Education in Chemistry visits the National Science Teacher Association (NSTA) conference in the US and it's big!
It's well known that things are bigger in the US: cars, TVs and food are popular examples. So it is with science education conferences - the National Science Teacher Association (NSTA) annual conferences are about 10 times the size of similar events held by the Association for Science Education (ASE) in the UK.
But bigger doesn't necessarily mean better, so we thought it was time that Education in Chemistry took a trip across the pond to see how things are done in the land of the free.

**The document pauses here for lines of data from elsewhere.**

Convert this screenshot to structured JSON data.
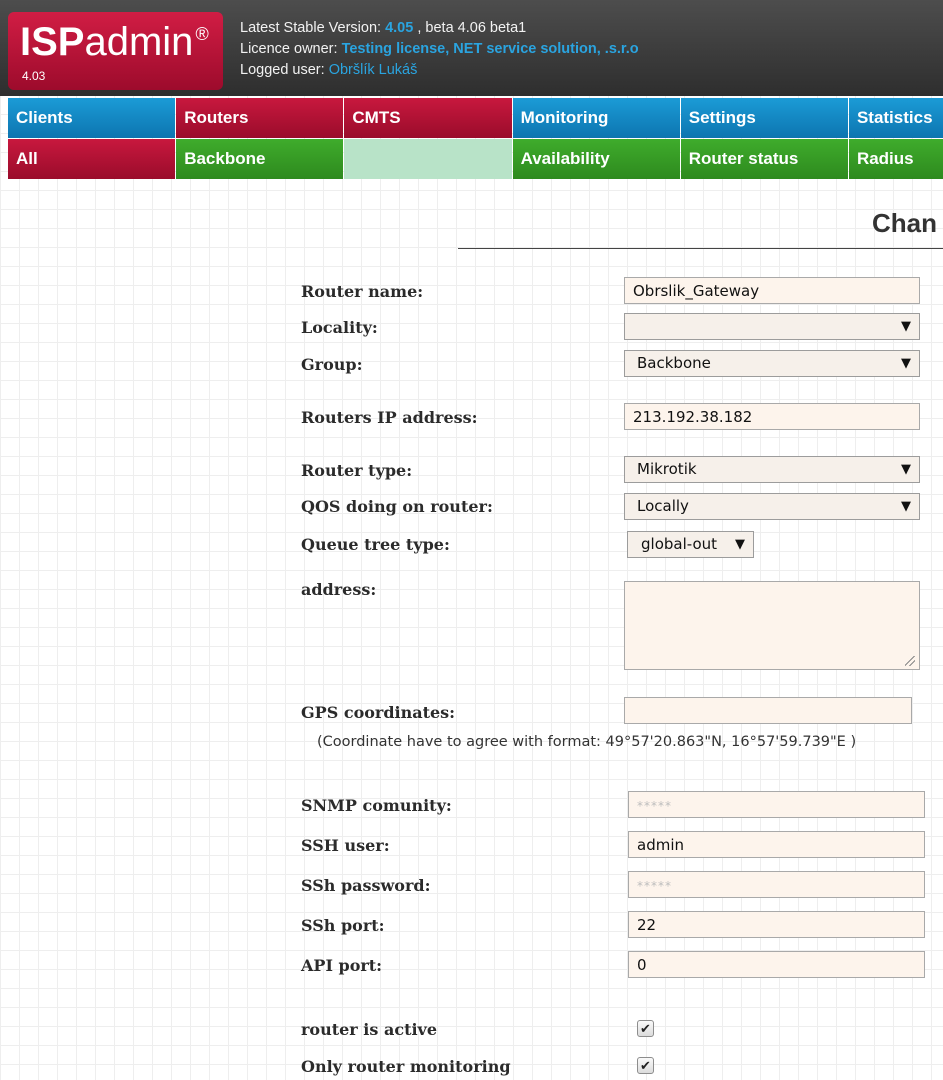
{
  "app": {
    "logo_brand_bold": "ISP",
    "logo_brand_rest": "admin",
    "logo_reg": "®",
    "logo_version": "4.03"
  },
  "header": {
    "stable_label": "Latest Stable Version: ",
    "stable_version": "4.05",
    "beta_text": " , beta 4.06 beta1",
    "licence_label": "Licence owner: ",
    "licence_owner": "Testing license, NET service solution, .s.r.o",
    "user_label": "Logged user: ",
    "user_name": "Obršlík Lukáš"
  },
  "nav": {
    "main": [
      {
        "label": "Clients"
      },
      {
        "label": "Routers"
      },
      {
        "label": "CMTS"
      },
      {
        "label": "Monitoring"
      },
      {
        "label": "Settings"
      },
      {
        "label": "Statistics"
      }
    ],
    "sub": [
      {
        "label": "All"
      },
      {
        "label": "Backbone"
      },
      {
        "label": ""
      },
      {
        "label": "Availability"
      },
      {
        "label": "Router status"
      },
      {
        "label": "Radius"
      }
    ]
  },
  "page": {
    "title": "Chan"
  },
  "form": {
    "router_name": {
      "label": "Router name:",
      "value": "Obrslik_Gateway"
    },
    "locality": {
      "label": "Locality:",
      "value": ""
    },
    "group": {
      "label": "Group:",
      "value": "Backbone"
    },
    "ip": {
      "label": "Routers IP address:",
      "value": "213.192.38.182"
    },
    "router_type": {
      "label": "Router type:",
      "value": "Mikrotik"
    },
    "qos": {
      "label": "QOS doing on router:",
      "value": "Locally"
    },
    "queue_tree": {
      "label": "Queue tree type:",
      "value": "global-out"
    },
    "address": {
      "label": "address:",
      "value": ""
    },
    "gps": {
      "label": "GPS coordinates:",
      "value": "",
      "hint": "(Coordinate have to agree with format: 49°57'20.863\"N, 16°57'59.739\"E )"
    },
    "snmp": {
      "label": "SNMP comunity:",
      "placeholder": "*****"
    },
    "ssh_user": {
      "label": "SSH user:",
      "value": "admin"
    },
    "ssh_password": {
      "label": "SSh password:",
      "placeholder": "*****"
    },
    "ssh_port": {
      "label": "SSh port:",
      "value": "22"
    },
    "api_port": {
      "label": "API port:",
      "value": "0"
    },
    "router_active": {
      "label": "router is active",
      "checked": true
    },
    "only_monitoring": {
      "label": "Only router monitoring",
      "checked": true
    }
  },
  "icons": {
    "dropdown": "▼",
    "check": "✔"
  }
}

The flying time to the location for NSTA 2013 from London is about 11 hours in total. Despite the best efforts of the British rail system, this makes the annual pilgrimage to Reading or Liverpool for the ASE a mere hop in comparison.
All this time in the air though does have one advantage: it's an ideal opportunity to wade through the massive conference programme - over 200 pages of workshops, presentations, special events and exhibitor demonstrations. And that's just volume one - Thursday. Similar weighty tomes cover Friday to Sunday. The sheer choice of sessions is staggering.
The view from here
The other thing to do when flying is to chat to your fellow passengers. On my final connection I sat next to a young woman who was eager to talk.
As a journalist I'm usually ready with the first question after the introductions and small talk, but she beat me to the punch: 'Do you have a national science curriculum in the UK?', she asked.
Her question is timely, and not just due the machinations of Michael Gove. Returning to the conference programme it's evident that the current hot topic in US science education is the Next Generation Science Standards (NGSS) - a national curriculum for science education across the whole US. It's only just been published in draft form and so this conference is the first opportunity for teachers to get to know it.
Miranda, my fellow passenger, tells me why she's excited about the NGSS 'The recent implementation of a new common core [maths and English] curriculum in the US has meant that that there has been a shift to allow science to have a greater emphasis [in teaching].'
She understands that the NGSS will necessitate not only a big shift in what the students need to know, but also in how it is taught and assessed: 'children will need to display greater higher order thinking, reasoning and analysing skills in their science learning', she says.
Will Miranda and the US science education community be satisfied with the NGSS? Hopefully the NSTA annual conference will give them some answers.